初めは「移動する、打つ、戻る」を順番にできる速さで行いましょう。小さなステップで位置を合わせ、足同士がぶつかったり、不自然に交差したりしないようにします。

2か所とも、体とボールの距離が同じように感じられる位置を探します。一方は窮屈で、もう一方は腕を伸ばしきってしまうなら、球出しの間隔を狭くしてください。移動の目的は、いつもの打ち方をできる場所へ入ることです。

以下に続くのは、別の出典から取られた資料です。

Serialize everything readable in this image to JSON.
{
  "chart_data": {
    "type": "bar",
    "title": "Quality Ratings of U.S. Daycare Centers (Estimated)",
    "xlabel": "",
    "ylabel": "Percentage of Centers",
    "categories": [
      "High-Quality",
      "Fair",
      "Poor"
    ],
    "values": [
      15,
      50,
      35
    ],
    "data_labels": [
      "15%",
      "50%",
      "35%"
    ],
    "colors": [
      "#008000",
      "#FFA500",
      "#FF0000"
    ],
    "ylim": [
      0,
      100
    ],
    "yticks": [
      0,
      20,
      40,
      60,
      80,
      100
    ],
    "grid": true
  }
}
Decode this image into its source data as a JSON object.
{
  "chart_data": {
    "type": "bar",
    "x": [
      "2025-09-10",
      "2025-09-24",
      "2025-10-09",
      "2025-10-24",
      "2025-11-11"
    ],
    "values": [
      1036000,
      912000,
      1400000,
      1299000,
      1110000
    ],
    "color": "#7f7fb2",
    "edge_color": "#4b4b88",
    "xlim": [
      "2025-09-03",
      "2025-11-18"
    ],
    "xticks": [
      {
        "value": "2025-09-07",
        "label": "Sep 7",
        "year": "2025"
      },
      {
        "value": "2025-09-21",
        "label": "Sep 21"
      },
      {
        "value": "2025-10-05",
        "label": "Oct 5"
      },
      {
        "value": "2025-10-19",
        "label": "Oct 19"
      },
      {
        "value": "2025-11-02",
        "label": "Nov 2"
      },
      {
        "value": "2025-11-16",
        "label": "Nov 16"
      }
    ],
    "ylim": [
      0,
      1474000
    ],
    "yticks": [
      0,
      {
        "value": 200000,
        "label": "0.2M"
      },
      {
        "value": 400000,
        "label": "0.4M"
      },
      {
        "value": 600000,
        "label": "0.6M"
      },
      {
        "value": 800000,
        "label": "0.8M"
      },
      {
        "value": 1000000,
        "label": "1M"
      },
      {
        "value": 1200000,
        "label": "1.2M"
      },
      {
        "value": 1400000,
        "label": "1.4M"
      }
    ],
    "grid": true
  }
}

慣れてきたら、移動と打つ準備をなめらかにつなげます。ただし、球を出す順番はまだ固定しておきます。距離を広げながらランダムにもすると、ミスの原因がわかりにくくなります。

確認すること:2か所目でも、1か所目と似た打点や動きで返せているか。打った後、よろけて余分な1歩を踏まなくても次に備えられるかも見ます。

難しいとき:1か所で打って止まり、それからもう一方へ移動して再開します。ボールなしで小さな移動を確かめてから戻っても構いません。

次へ進む目安:両方でバランスよく打てるようになったら、少し間隔を広げるか、ときどき順番を変えます。一度に増やす条件は一つにしましょう。

同じミスが続くときの見直し方

1球のミスで、握り方も足もスイングも全部変える必要はありません。繰り返しているパターンから確認しましょう。

オーバーミスが多い。途中から力が強くなっていないか、ラケット面が開いていないかを見ます。ゆっくりした球と短い動作に戻し、小さく調整して何球か試します。

ネットミスが多い。打点が遅い、低い、来る球に対して面をかぶせすぎている、といった可能性があります。ネットの上に少し余裕を持たせ、立ち位置も確認します。毎回手首で持ち上げて解決しようとしないことです。

ボールが体に近すぎる。ひじを体に押し込む前に、足で間隔をつくります。球出しを遅くして、早めに距離を判断する練習に戻りましょう。

1球目はよいのに、その次が崩れる。打った後の戻りを見ます。振り終わりが大きすぎると、次の準備が間に合わなくなります。ペースを落として早めに構え直します。

動かしたときに痛みが出る場合は、その動作をやめてください。痛みを我慢して続けるための練習ではありません。

次の練習では、一つだけ確かめる

毎回3つとも行う必要はありません。動かなくてもラリーが切れるなら、まずは一定の球で練習します。返球はできてもコースを選べないなら、目標を決める練習に時間を使いましょう。

集中して動きを見られる長さで区切ってください。雑になってきたら休み、相手と相談して次に意識することを一つ決めます。何回打てば誰でも安定する、という決まった回数はありません。

短く撮影して、最初の数球とミスの直前を比べる方法もあります。ボールとの距離、スイングの大きさ、戻りの遅れを見て、はっきりわかることを一つ次の練習に持ち込みます。

次回は、打ち終えた後にもう1球打てる姿勢でいられる回数を増やしてみてください。その余裕ができてから、速さや回転を加えていきましょう。